The evidence on efficacy supports the use of statins over a wide range of CHD risks covering both primary and secondary prevention. Although statins are less cost-effective than other treatments, there is consensus that their use in secondary prevention is acceptable because they achieve effects additional to those of other treatments. However, there is evidence that these other treatments are insufficiently used in the UK and that greater efforts are required to ensure that highly cost-effective treatments are used optimally.
The limited cost-effectiveness of statins in primary prevention indicates that their indiscriminate use might be a poor use of resources.

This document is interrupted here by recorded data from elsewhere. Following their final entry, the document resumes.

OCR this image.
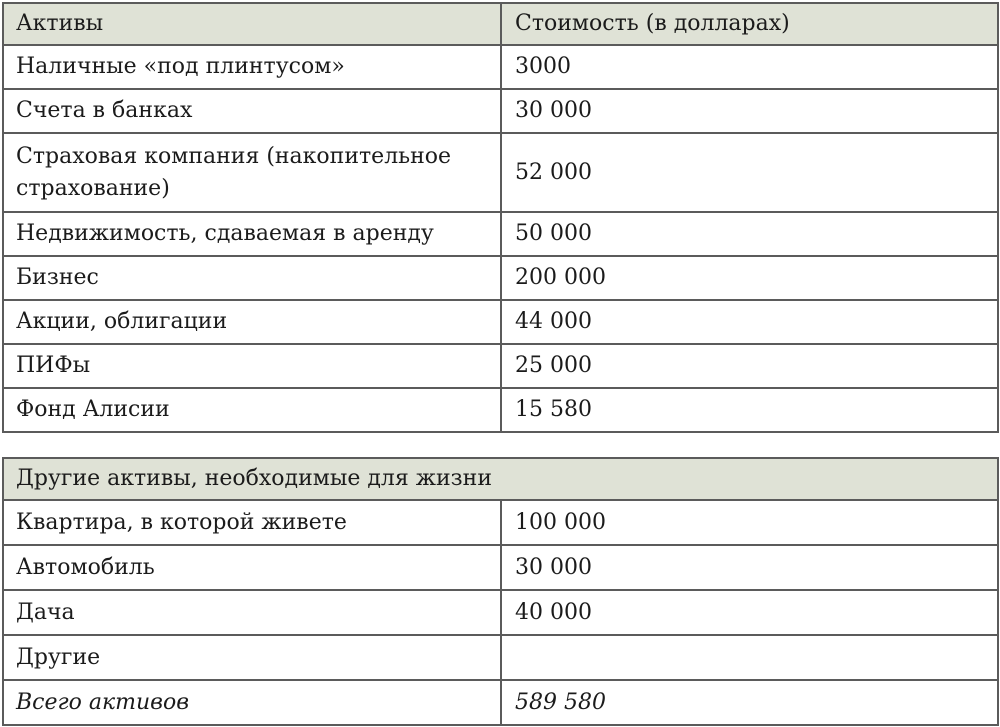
Активы	Стоимость (в долларах)
Наличные «под плинтусом»	3000
Счета в банках	30 000
Страховая компания (накопительное страхование)	52 000
Недвижимость, сдаваемая в аренду	50 000
Бизнес	200 000
Акции, облигации	44 000
ПИФы	25 000
Фонд Алисии	15 580
Другие активы, необходимые для жизни	
Квартира, в которой живете	100 000
Автомобиль	30 000
Дача	40 000
Другие	
Всего активов	589 580
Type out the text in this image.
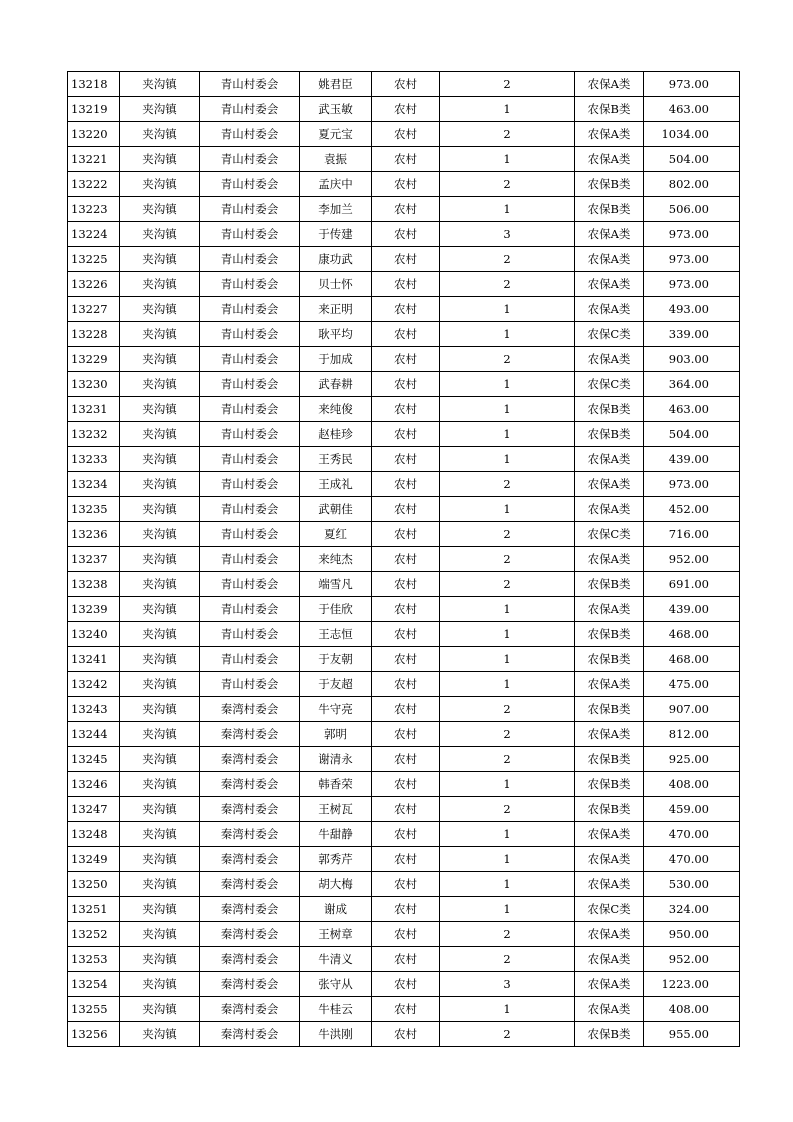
13218	夹沟镇	青山村委会	姚君臣	农村	2	农保A类	973.00
13219	夹沟镇	青山村委会	武玉敏	农村	1	农保B类	463.00
13220	夹沟镇	青山村委会	夏元宝	农村	2	农保A类	1034.00
13221	夹沟镇	青山村委会	袁振	农村	1	农保A类	504.00
13222	夹沟镇	青山村委会	孟庆中	农村	2	农保B类	802.00
13223	夹沟镇	青山村委会	李加兰	农村	1	农保B类	506.00
13224	夹沟镇	青山村委会	于传建	农村	3	农保A类	973.00
13225	夹沟镇	青山村委会	康功武	农村	2	农保A类	973.00
13226	夹沟镇	青山村委会	贝士怀	农村	2	农保A类	973.00
13227	夹沟镇	青山村委会	来正明	农村	1	农保A类	493.00
13228	夹沟镇	青山村委会	耿平均	农村	1	农保C类	339.00
13229	夹沟镇	青山村委会	于加成	农村	2	农保A类	903.00
13230	夹沟镇	青山村委会	武春耕	农村	1	农保C类	364.00
13231	夹沟镇	青山村委会	来纯俊	农村	1	农保B类	463.00
13232	夹沟镇	青山村委会	赵桂珍	农村	1	农保B类	504.00
13233	夹沟镇	青山村委会	王秀民	农村	1	农保A类	439.00
13234	夹沟镇	青山村委会	王成礼	农村	2	农保A类	973.00
13235	夹沟镇	青山村委会	武朝佳	农村	1	农保A类	452.00
13236	夹沟镇	青山村委会	夏红	农村	2	农保C类	716.00
13237	夹沟镇	青山村委会	来纯杰	农村	2	农保A类	952.00
13238	夹沟镇	青山村委会	端雪凡	农村	2	农保B类	691.00
13239	夹沟镇	青山村委会	于佳欣	农村	1	农保A类	439.00
13240	夹沟镇	青山村委会	王志恒	农村	1	农保B类	468.00
13241	夹沟镇	青山村委会	于友朝	农村	1	农保B类	468.00
13242	夹沟镇	青山村委会	于友超	农村	1	农保A类	475.00
13243	夹沟镇	秦湾村委会	牛守亮	农村	2	农保B类	907.00
13244	夹沟镇	秦湾村委会	郭明	农村	2	农保A类	812.00
13245	夹沟镇	秦湾村委会	谢清永	农村	2	农保B类	925.00
13246	夹沟镇	秦湾村委会	韩香荣	农村	1	农保B类	408.00
13247	夹沟镇	秦湾村委会	王树瓦	农村	2	农保B类	459.00
13248	夹沟镇	秦湾村委会	牛甜静	农村	1	农保A类	470.00
13249	夹沟镇	秦湾村委会	郭秀芹	农村	1	农保A类	470.00
13250	夹沟镇	秦湾村委会	胡大梅	农村	1	农保A类	530.00
13251	夹沟镇	秦湾村委会	谢成	农村	1	农保C类	324.00
13252	夹沟镇	秦湾村委会	王树章	农村	2	农保A类	950.00
13253	夹沟镇	秦湾村委会	牛清义	农村	2	农保A类	952.00
13254	夹沟镇	秦湾村委会	张守从	农村	3	农保A类	1223.00
13255	夹沟镇	秦湾村委会	牛桂云	农村	1	农保A类	408.00
13256	夹沟镇	秦湾村委会	牛洪刚	农村	2	农保B类	955.00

Cost-effectiveness clearly improves with increasing baseline CHD risk. Scoring systems and guidelines have been developed to measure individual risk: most of these assume that 3% annual CHD risk marks the threshold between cost-effective and cost-ineffective use of statins. However, these scoring systems and guidelines have major weaknesses because they are derived from American data that are now out of date, and they do not consider variations between regional, ethnic or socio-economic groups.
The price of statins is a major determinant of their relative cost-effectiveness: lower cost statins are available and their use would improve cost-effectiveness to the levels of low cost antihypertensive regimens. As the price of drugs is agreed by the Department of Health, there may be a case for further examining the prices of statins, given the very large potential market for these drugs in primary prevention. Targeting statin treatment at people aged 55 years and older would further improve cost-effectiveness.
In public health terms, the major approaches to the primary prevention of CHD remain the fiscal and legislative control of tobacco, the reduction of hidden saturated fats and calories in the diet, encouraging and extending facilities available for physical activity throughout life, and the reduction of levels of poverty.